On the page and the screen Julia was a masterful teacher, offering lucid, detailed instructions and a joyful inspiring confidence that encouraged millions to take up the intimidating tasks of French cuisine and laugh blithely at the occasional faux pas.
A half century after Mastering the Art of French Cooking first hit the bestseller list, young Julie Powell (Amy Adams) decides to escape the doldrums of her dead-end job and Queens apartment by cooking her way through the 500-plus recipes in Child's masterpiece, keeping a blog of the marathon journey. Powell is no Child, though her occasionally whiny self-pitying blog often seems quite childish compared to the giant at whose feet she cooks.

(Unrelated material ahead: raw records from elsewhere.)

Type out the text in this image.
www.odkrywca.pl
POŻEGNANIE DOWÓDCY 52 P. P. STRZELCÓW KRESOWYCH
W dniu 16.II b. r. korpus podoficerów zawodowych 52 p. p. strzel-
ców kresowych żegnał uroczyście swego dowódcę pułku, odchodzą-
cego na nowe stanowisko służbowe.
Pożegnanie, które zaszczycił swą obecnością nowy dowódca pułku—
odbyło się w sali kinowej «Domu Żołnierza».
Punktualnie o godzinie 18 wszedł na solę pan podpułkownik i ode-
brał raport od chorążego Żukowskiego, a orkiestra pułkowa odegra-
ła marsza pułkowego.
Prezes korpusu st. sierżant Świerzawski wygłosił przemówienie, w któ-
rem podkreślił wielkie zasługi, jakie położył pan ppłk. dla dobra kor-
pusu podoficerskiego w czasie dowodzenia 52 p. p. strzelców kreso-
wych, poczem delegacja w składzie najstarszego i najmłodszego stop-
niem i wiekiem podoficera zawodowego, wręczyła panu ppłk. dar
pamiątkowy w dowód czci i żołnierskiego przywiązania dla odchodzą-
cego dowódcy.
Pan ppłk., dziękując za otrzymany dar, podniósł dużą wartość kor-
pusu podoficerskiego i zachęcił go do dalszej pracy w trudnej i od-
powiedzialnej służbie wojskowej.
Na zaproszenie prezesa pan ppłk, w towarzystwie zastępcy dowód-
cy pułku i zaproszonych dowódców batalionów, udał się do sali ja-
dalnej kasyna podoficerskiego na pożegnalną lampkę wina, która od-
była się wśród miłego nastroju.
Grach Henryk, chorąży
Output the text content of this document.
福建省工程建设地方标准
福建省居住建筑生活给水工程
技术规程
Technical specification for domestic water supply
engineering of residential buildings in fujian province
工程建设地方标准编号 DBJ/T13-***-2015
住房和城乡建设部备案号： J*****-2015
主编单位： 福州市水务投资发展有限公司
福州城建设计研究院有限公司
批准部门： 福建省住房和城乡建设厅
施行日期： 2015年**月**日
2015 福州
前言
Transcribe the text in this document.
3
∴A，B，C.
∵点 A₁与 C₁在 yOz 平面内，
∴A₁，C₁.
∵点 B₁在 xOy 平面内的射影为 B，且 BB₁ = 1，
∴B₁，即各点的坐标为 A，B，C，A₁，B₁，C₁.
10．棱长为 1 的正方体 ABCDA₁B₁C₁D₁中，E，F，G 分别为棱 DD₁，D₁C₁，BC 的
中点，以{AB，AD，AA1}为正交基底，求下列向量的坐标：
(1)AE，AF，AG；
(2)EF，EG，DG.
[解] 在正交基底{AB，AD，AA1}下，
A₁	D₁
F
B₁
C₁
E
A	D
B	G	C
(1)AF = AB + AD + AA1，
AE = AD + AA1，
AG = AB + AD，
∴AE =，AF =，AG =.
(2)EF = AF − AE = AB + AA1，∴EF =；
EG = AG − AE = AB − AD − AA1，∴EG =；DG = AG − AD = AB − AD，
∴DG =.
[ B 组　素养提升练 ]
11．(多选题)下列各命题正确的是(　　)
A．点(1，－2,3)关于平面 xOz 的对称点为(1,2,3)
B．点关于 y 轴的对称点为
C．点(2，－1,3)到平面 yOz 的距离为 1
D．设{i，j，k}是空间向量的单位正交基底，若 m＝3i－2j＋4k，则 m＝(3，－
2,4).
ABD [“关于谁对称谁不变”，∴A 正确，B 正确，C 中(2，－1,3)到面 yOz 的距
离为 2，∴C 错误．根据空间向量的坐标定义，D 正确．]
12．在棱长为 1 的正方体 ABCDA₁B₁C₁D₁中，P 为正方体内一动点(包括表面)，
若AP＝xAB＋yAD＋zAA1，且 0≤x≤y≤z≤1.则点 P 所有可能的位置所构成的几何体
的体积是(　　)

Still, if Julia's book and approach mean anything, they mean that an ordinary human being (without a servant) can indeed create masterpieces, and that no one in Queens or Kansas should believe they are doomed to serve Mac & Cheese or take out. Julie's often fragile and weepy responses give hope that any of us could, in fact, cook a great meal - or do other extraordinary things.
In the end Julie & Julia make an excellent tag team, showing us we are capable and worthy of a masterpiece. So, break a few eggs and bon appétit!